DR: You look at them, but I can't say that I study them at all, knowing that we're going to have to make our own independent decisions associated with that. They're out there and they're good for the fans. They're good for benchmarking at early points in the season, but for our task, and what has to happen at the end, there's a lot of football that needs to be played.
TJ: At this point I review and am interested in all of the information I can gather, from all different sectors. I have a chance to sift through it between now and when we have our first meeting, and I'll make my own evaluations and assessments day by day and week by week, and study and review and prepare myself for our first in-person meeting. So by the time we get to Dallas on Oct. 27-28, I will make judgments on my own based on the information I've accumulated the preceding 7-8 weeks.
BA: I look at them, sure. Are they meaningful? No, but I'm aware.
Do you compile your own top 25?
JL: No, I'm not doing a top 25 at all. I'm simply, looking, evaluating and processing. I purposely haven't paid a lot of attention to the polls that are out there. I know they're there. You can't watch a game and not know who some of the top people are, where they're ranked, but I'm purposely not looking at a top 25 and have not put a top 25 down at all in my practice. Mine will be leading up to that very first meeting where I'll have the maximum amount of information I can prior to ranking.
BA: I list my own top 25 every week. I've got one of our statisticians help me. He works in our sports information office and he's a stat nut. We look at statistics, we watch film together, we sit down and he and I talk about the games and put our things together.
DR: Not yet. I still think it's maybe a little early. Maybe before we head into that room in Dallas I'll figure out exactly how I want to come up with that just so it's not the first time doing that at the end of October, but right now, it's still a little early.
TJ: No, but I am looking at every poll that comes out just out of curiosity. It registers, and I keep track of it, but I've not done my own.
What's the one thing you're looking for when you're watching these games?
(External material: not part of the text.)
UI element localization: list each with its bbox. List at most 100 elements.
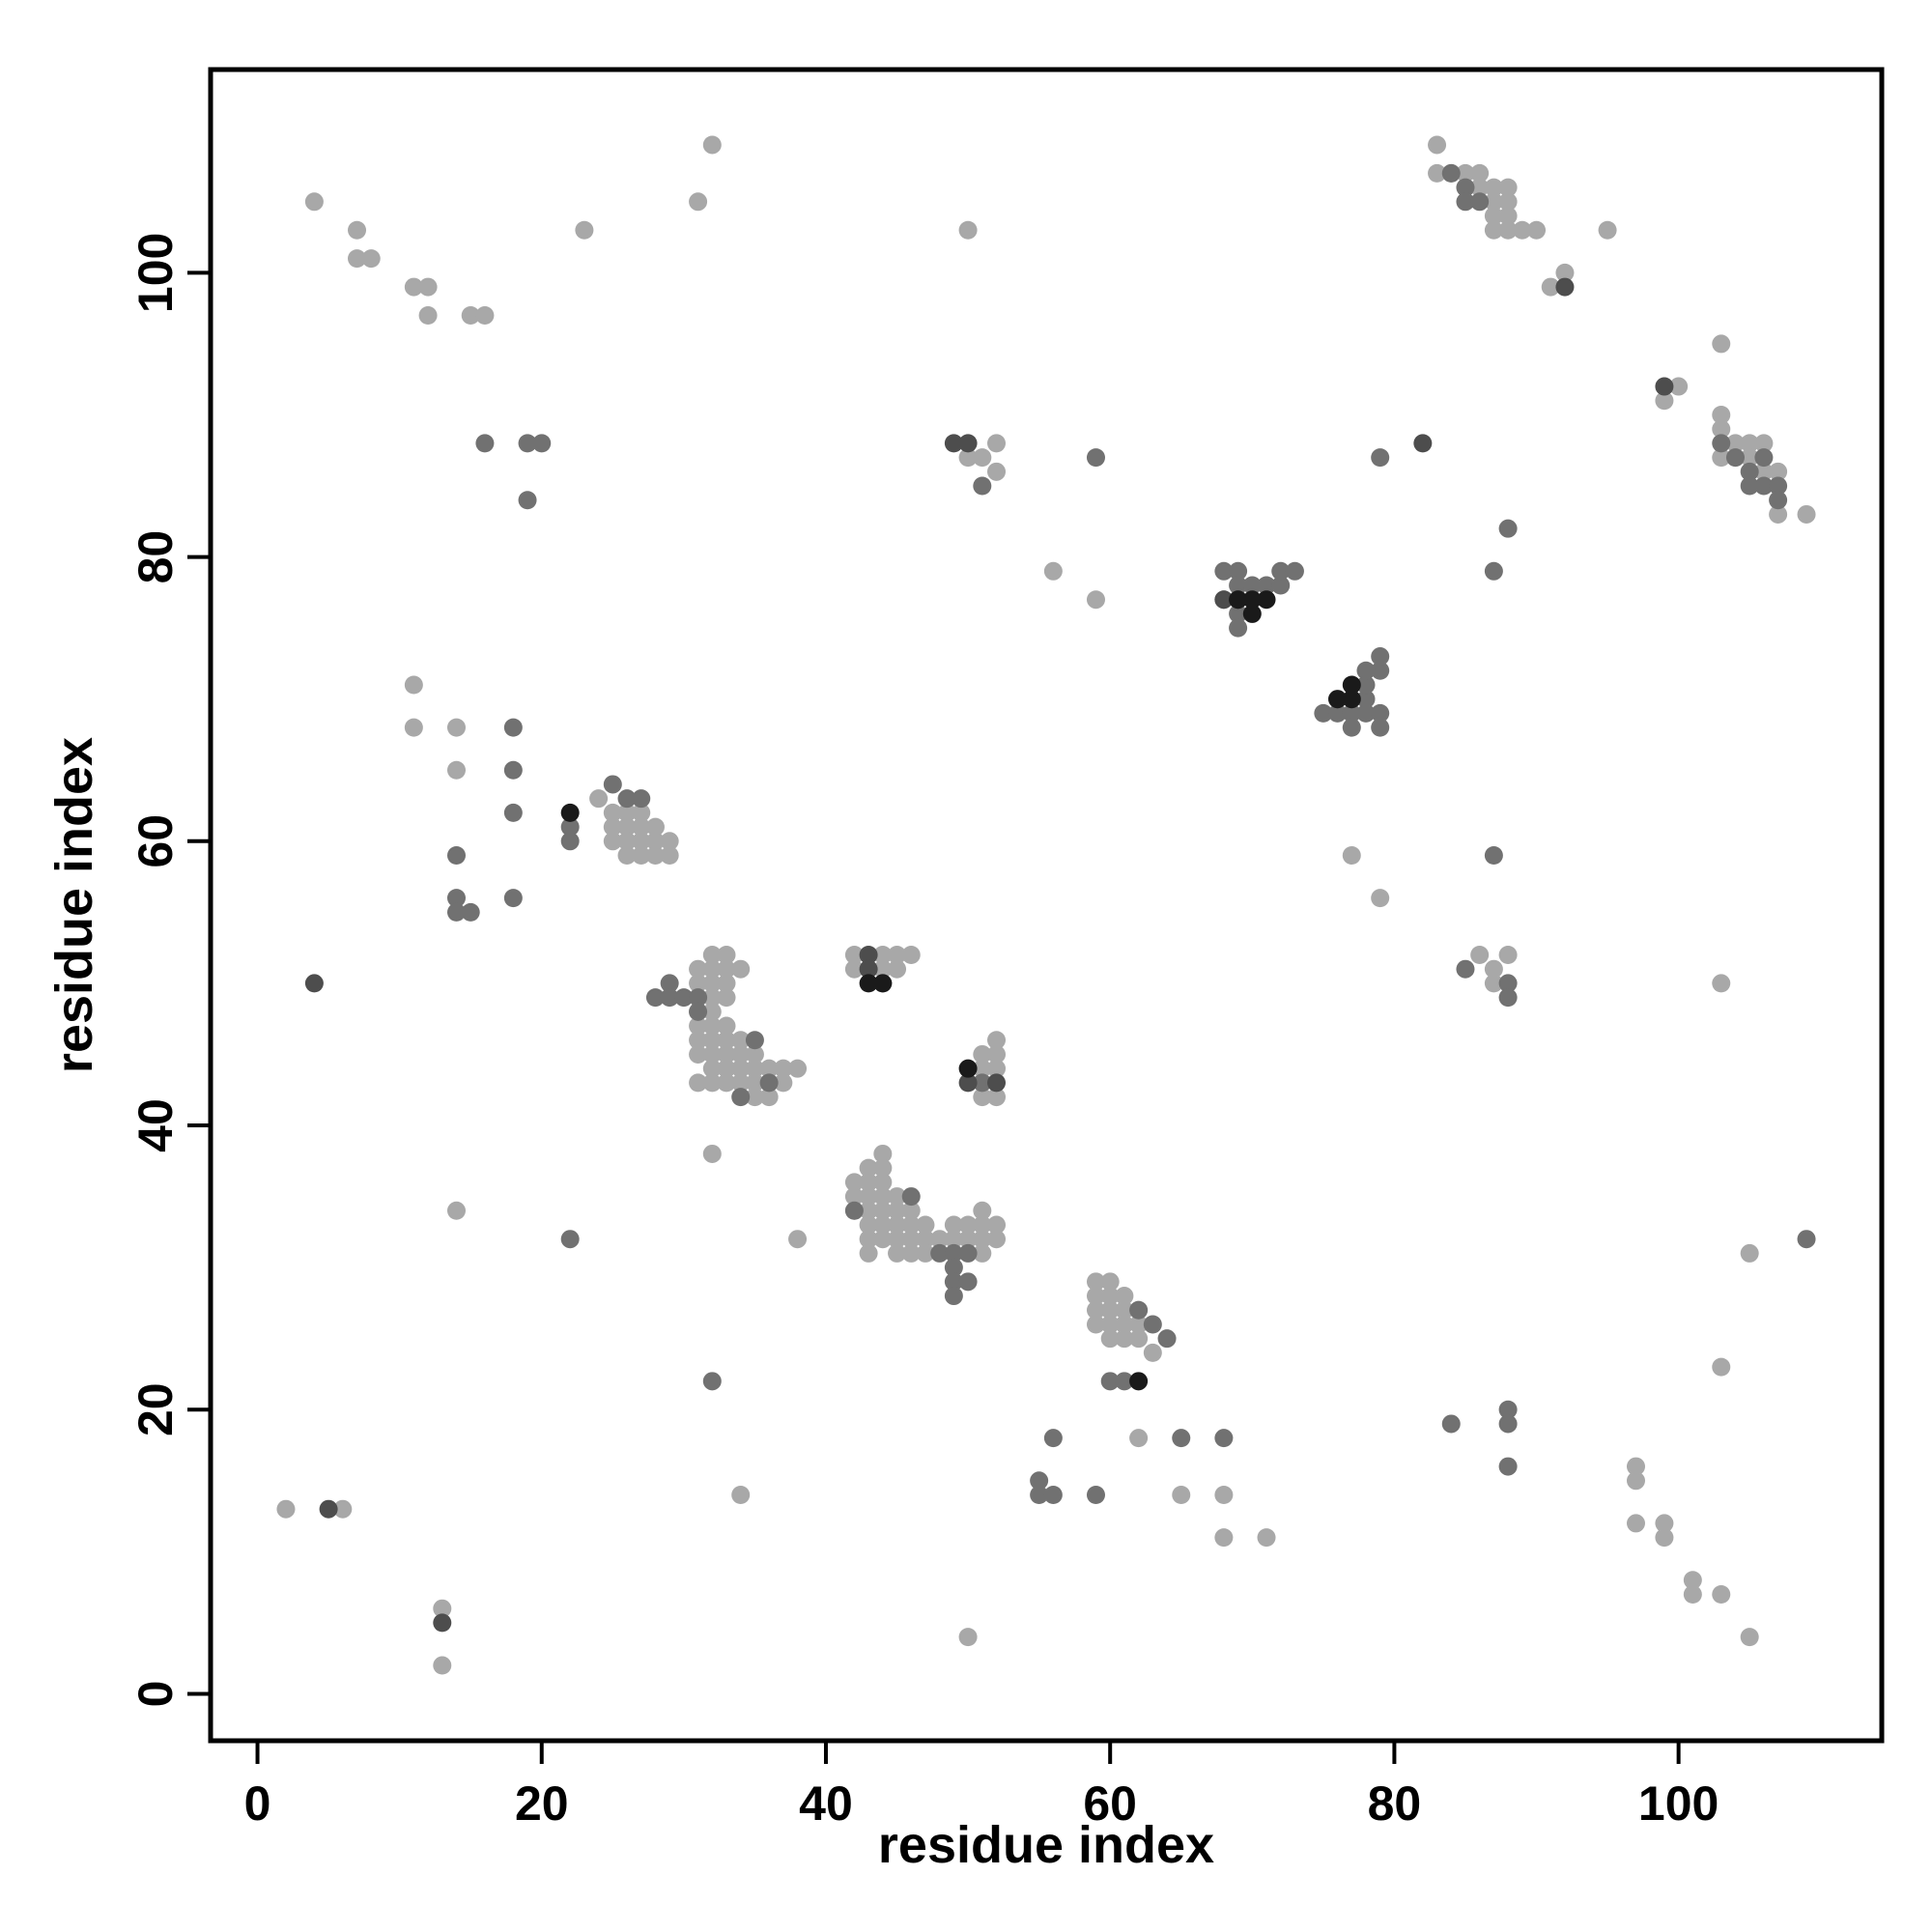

Is there one statistic you rely on more heavily than the others?
DR: At this point in time there isn't. The reason why is because -- I'll take Clemson for an example. We scored 73 points against South Carolina State. That's an outlier. If you're looking at a particular statistic, such as turnover margin or how many times did you score when you were in the red zone, or defensive touchdowns or turnover margin, all of those different things. Right now, it's too early to be able to say that that is a definitive statistic. There are a group of more highly correlated statistics that over time have been shown that those things working together produce most of the time a very successful team. But I don't think that for me there would be one statistic that would be a group of those.
BA: Wins first. There's a statistic on relative offense and relative defense performance. In other words, let's say a team scores 50 points four games in a row, but the teams they're playing give up an average of 45, and then you've got someone who's played a very difficult schedule and they're averaging 21 points a game, but the teams they're playing only give up an average of 10 points. There's a huge difference there. That variation on both offense and defense are very telling statistics. Your average starting field position, your turnover margin. There's a whole battery of statistics I gave [the statistics company] a list of that I'll take a list of. We can all tailor our own stats.
TJ: No, I'm just gathering as much information as I possibly can and sorting through it, and I'm still in that process right now.